The quantification of residual plasmatic ADAMTS13 activity in congenital thrombotic thrombocytopenic purpura (TTP) patients is constrained by limitations in sensitivity and reproducibility of ...commonly used assays at low levels of ADAMTS13 activity, blunting efforts to establish genotype-phenotype correlations. In the present study, the residual plasmatic activity of ADAMTS13 was measured centrally by surface-enhanced laser desorption/ionization time-of-flight mass spectrometry (limit of detection = 0.5%) in 29 congenital TTP patients. The results were used to study correlations among ADAMTS13 genotype, residual plasmatic activity, and clinical phenotype severity. An ADAMTS13 activity above 0.5% was measured in 26 (90%) patients and lower levels of activity were associated with earlier age at first TTP episode requiring plasma infusion, more frequent recurrences, and prescription of fresh-frozen plasma prophylaxis. Receiver operating characteristic curve analysis showed that activity levels of less than 2.74% and 1.61% were discriminative of age at first TTP episode requiring plasma infusion < 18 years, annual rate of TTP episodes > 1, and use of prophylaxis.

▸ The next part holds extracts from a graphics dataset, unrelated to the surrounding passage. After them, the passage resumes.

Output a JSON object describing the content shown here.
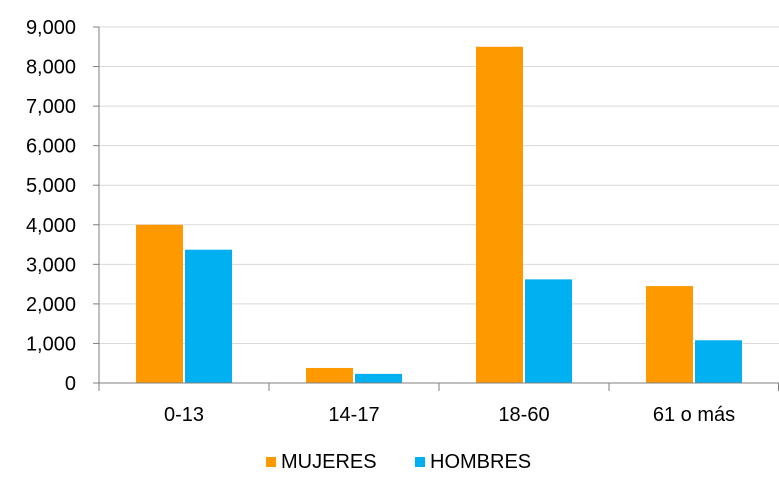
{
  "chart_data": {
    "type": "bar",
    "title": "",
    "xlabel": "",
    "ylabel": "",
    "categories": [
      "0-13",
      "14-17",
      "18-60",
      "61 o más"
    ],
    "series": [
      {
        "name": "MUJERES",
        "color": "#FF9900",
        "values": [
          4000,
          380,
          8500,
          2450
        ]
      },
      {
        "name": "HOMBRES",
        "color": "#00B0F0",
        "values": [
          3370,
          230,
          2620,
          1080
        ]
      }
    ],
    "ylim": [
      0,
      9000
    ],
    "yticks": [
      "0",
      "1,000",
      "2,000",
      "3,000",
      "4,000",
      "5,000",
      "6,000",
      "7,000",
      "8,000",
      "9,000"
    ],
    "grid": true,
    "gridline_color": "#D9D9D9",
    "axis_color": "#7F7F7F",
    "legend_position": "bottom"
  }
}
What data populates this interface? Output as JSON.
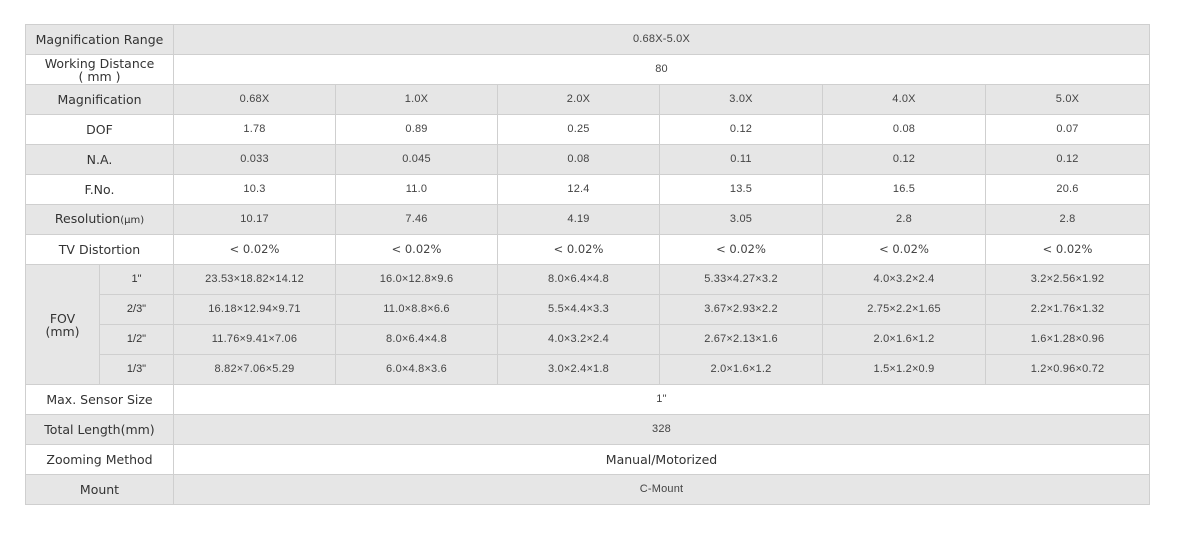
{
  "spec_table": {
    "magnification_range": {
      "label": "Magnification Range",
      "value": "0.68X-5.0X"
    },
    "working_distance": {
      "label_line1": "Working Distance",
      "label_line2": "( mm )",
      "value": "80"
    },
    "magnification": {
      "label": "Magnification",
      "values": [
        "0.68X",
        "1.0X",
        "2.0X",
        "3.0X",
        "4.0X",
        "5.0X"
      ]
    },
    "dof": {
      "label": "DOF",
      "values": [
        "1.78",
        "0.89",
        "0.25",
        "0.12",
        "0.08",
        "0.07"
      ]
    },
    "na": {
      "label": "N.A.",
      "values": [
        "0.033",
        "0.045",
        "0.08",
        "0.11",
        "0.12",
        "0.12"
      ]
    },
    "fno": {
      "label": "F.No.",
      "values": [
        "10.3",
        "11.0",
        "12.4",
        "13.5",
        "16.5",
        "20.6"
      ]
    },
    "resolution": {
      "label": "Resolution",
      "unit": "(μm)",
      "values": [
        "10.17",
        "7.46",
        "4.19",
        "3.05",
        "2.8",
        "2.8"
      ]
    },
    "tv_distortion": {
      "label": "TV Distortion",
      "values": [
        "< 0.02%",
        "< 0.02%",
        "< 0.02%",
        "< 0.02%",
        "< 0.02%",
        "< 0.02%"
      ]
    },
    "fov": {
      "label_line1": "FOV",
      "label_line2": "(mm)",
      "rows": [
        {
          "sensor": "1\"",
          "values": [
            "23.53×18.82×14.12",
            "16.0×12.8×9.6",
            "8.0×6.4×4.8",
            "5.33×4.27×3.2",
            "4.0×3.2×2.4",
            "3.2×2.56×1.92"
          ]
        },
        {
          "sensor": "2/3\"",
          "values": [
            "16.18×12.94×9.71",
            "11.0×8.8×6.6",
            "5.5×4.4×3.3",
            "3.67×2.93×2.2",
            "2.75×2.2×1.65",
            "2.2×1.76×1.32"
          ]
        },
        {
          "sensor": "1/2\"",
          "values": [
            "11.76×9.41×7.06",
            "8.0×6.4×4.8",
            "4.0×3.2×2.4",
            "2.67×2.13×1.6",
            "2.0×1.6×1.2",
            "1.6×1.28×0.96"
          ]
        },
        {
          "sensor": "1/3\"",
          "values": [
            "8.82×7.06×5.29",
            "6.0×4.8×3.6",
            "3.0×2.4×1.8",
            "2.0×1.6×1.2",
            "1.5×1.2×0.9",
            "1.2×0.96×0.72"
          ]
        }
      ]
    },
    "max_sensor_size": {
      "label": "Max. Sensor Size",
      "value": "1\""
    },
    "total_length": {
      "label": "Total Length(mm)",
      "value": "328"
    },
    "zooming_method": {
      "label": "Zooming Method",
      "value": "Manual/Motorized"
    },
    "mount": {
      "label": "Mount",
      "value": "C-Mount"
    }
  }
}
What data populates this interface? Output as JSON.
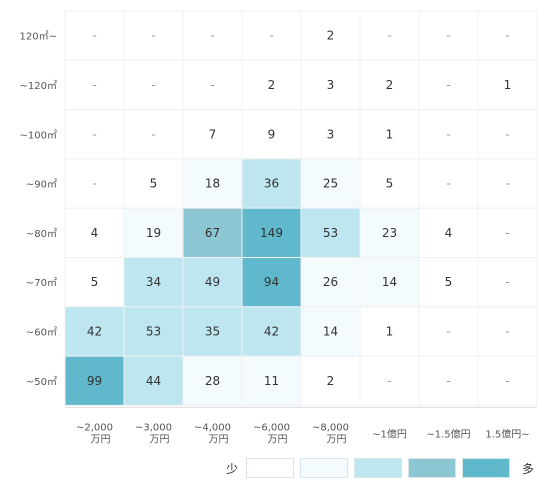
{
  "chart_data": {
    "type": "heatmap",
    "title": "",
    "xlabel": "",
    "ylabel": "",
    "x_categories": [
      [
        "~2,000",
        "万円"
      ],
      [
        "~3,000",
        "万円"
      ],
      [
        "~4,000",
        "万円"
      ],
      [
        "~6,000",
        "万円"
      ],
      [
        "~8,000",
        "万円"
      ],
      [
        "~1億円"
      ],
      [
        "~1.5億円"
      ],
      [
        "1.5億円~"
      ]
    ],
    "y_categories": [
      "120㎡~",
      "~120㎡",
      "~100㎡",
      "~90㎡",
      "~80㎡",
      "~70㎡",
      "~60㎡",
      "~50㎡"
    ],
    "values": [
      [
        null,
        null,
        null,
        null,
        2,
        null,
        null,
        null
      ],
      [
        null,
        null,
        null,
        2,
        3,
        2,
        null,
        1
      ],
      [
        null,
        null,
        7,
        9,
        3,
        1,
        null,
        null
      ],
      [
        null,
        5,
        18,
        36,
        25,
        5,
        null,
        null
      ],
      [
        4,
        19,
        67,
        149,
        53,
        23,
        4,
        null
      ],
      [
        5,
        34,
        49,
        94,
        26,
        14,
        5,
        null
      ],
      [
        42,
        53,
        35,
        42,
        14,
        1,
        null,
        null
      ],
      [
        99,
        44,
        28,
        11,
        2,
        null,
        null,
        null
      ]
    ],
    "empty_marker": "-",
    "thresholds": [
      10,
      30,
      60,
      90
    ],
    "colors": [
      "#ffffff",
      "#f3fbfe",
      "#bde6f0",
      "#8dc6d3",
      "#5fb8cb"
    ],
    "legend": {
      "position": "bottom-right",
      "low_label": "少",
      "high_label": "多"
    },
    "grid": true
  }
}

Mutations affecting the highly conserved N-terminal domains of the protein were associated with lower residual ADAMTS13 activity and a more severe phenotype in an allelic-dose dependent manner. The results of the present study show that residual ADAMTS13 activity is associated with the severity of clinical phenotype in congenital TTP and provide insights into genotype-phenotype correlations.